1) DNAFit: The DNA of Personalization
DNAFit combines DNA tests and personal fitness by providing users with customized fitness plans and recommendations about what to eat based on the results of their DNA tests. It can’t get much more personal than this. What their capabilities point to is the ability to take pieces of information and translate them into something truly meaningful to the user. Travelers won’t give you their DNA, but they will give you an abundance of data about themselves if you ask. (Really, what traveler doesn’t like to talk about travel?) Just use it wisely. Find ways to give them ultimate value.
2) Spotify: From Tired to Inspired
Among many new projects that have skyrocketed Spotify to the top of the music-streaming industry, Discovery Weekly benefits both artists and listeners. The feature streams new music based on what a listener likes, which means new artists get more exposure and Spotify users get new music that keeps them coming back. According to Fast Company, “Much of Spotify’s success is due to increasingly sophisticated data collection, which allows it to keep releasing new products that captivate its users around a particular mood or moment in time rather than offering the same tired genres.” While the technology is in data collection, the innovation here is in rethinking the way people choose what to listen to. Perhaps travel companies should reconsider the tired old status quo; clearly, it can benefit everyone with a stake in the game.
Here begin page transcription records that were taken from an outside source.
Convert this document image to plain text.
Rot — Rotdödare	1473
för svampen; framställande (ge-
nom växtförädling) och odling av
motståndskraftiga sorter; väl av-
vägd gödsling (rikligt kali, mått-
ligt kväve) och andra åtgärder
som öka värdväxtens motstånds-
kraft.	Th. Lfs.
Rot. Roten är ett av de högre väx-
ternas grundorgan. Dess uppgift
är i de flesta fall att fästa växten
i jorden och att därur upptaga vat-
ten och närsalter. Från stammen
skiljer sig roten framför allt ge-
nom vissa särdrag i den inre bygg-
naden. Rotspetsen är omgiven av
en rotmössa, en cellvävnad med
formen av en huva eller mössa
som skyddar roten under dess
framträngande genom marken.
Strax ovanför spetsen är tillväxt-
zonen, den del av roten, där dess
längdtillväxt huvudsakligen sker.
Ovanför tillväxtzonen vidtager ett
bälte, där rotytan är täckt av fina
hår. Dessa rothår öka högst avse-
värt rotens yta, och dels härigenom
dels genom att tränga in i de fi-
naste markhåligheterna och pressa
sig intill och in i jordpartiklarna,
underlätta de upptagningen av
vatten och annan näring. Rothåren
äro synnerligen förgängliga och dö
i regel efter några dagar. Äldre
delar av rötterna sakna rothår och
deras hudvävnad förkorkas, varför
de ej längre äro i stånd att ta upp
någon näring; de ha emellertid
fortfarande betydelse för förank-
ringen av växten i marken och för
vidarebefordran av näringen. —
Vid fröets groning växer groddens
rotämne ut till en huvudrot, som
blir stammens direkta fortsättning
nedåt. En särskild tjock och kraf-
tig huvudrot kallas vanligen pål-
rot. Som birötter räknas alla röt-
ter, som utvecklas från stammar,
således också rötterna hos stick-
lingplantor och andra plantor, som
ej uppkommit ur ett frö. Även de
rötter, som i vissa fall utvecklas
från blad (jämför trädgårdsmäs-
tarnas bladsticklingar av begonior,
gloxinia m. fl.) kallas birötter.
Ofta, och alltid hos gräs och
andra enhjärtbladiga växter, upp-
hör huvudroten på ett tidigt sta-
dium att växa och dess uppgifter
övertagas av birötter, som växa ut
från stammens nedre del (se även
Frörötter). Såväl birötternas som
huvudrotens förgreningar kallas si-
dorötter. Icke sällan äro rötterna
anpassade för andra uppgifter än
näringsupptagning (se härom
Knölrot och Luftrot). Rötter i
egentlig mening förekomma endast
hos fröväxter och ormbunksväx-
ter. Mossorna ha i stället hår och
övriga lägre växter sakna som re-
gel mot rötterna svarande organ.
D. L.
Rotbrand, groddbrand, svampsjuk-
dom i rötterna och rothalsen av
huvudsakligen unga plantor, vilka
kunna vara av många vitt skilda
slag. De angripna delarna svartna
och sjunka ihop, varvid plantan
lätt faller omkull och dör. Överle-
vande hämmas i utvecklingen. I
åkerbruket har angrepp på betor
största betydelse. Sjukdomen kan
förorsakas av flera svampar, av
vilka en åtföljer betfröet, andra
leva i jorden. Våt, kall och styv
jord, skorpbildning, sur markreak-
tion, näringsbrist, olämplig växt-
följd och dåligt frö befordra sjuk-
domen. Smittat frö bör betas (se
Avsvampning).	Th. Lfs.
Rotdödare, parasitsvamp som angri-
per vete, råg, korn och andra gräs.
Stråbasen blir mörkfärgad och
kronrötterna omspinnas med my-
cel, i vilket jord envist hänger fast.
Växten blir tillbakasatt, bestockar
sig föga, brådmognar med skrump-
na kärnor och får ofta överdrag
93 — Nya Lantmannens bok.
3) Lattice Data: You Only Think You Have All the Data
Last month, Apple bought dark data company Lattice Data. If you’re wondering what dark data is, it’s unstructured data, the kind held in images and videos. Lattice turns it into structured data that can be analyzed and put to use. With so much of the travel purchase path located in images and video, harnessing this level of data will be essential in the coming years.
What all of these innovations point to is that big data isn’t really about big. It’s about what kind of data you have, and more importantly, how you put it to use. Quality will always outweigh quantity.
Making quality data usable and useful is the future.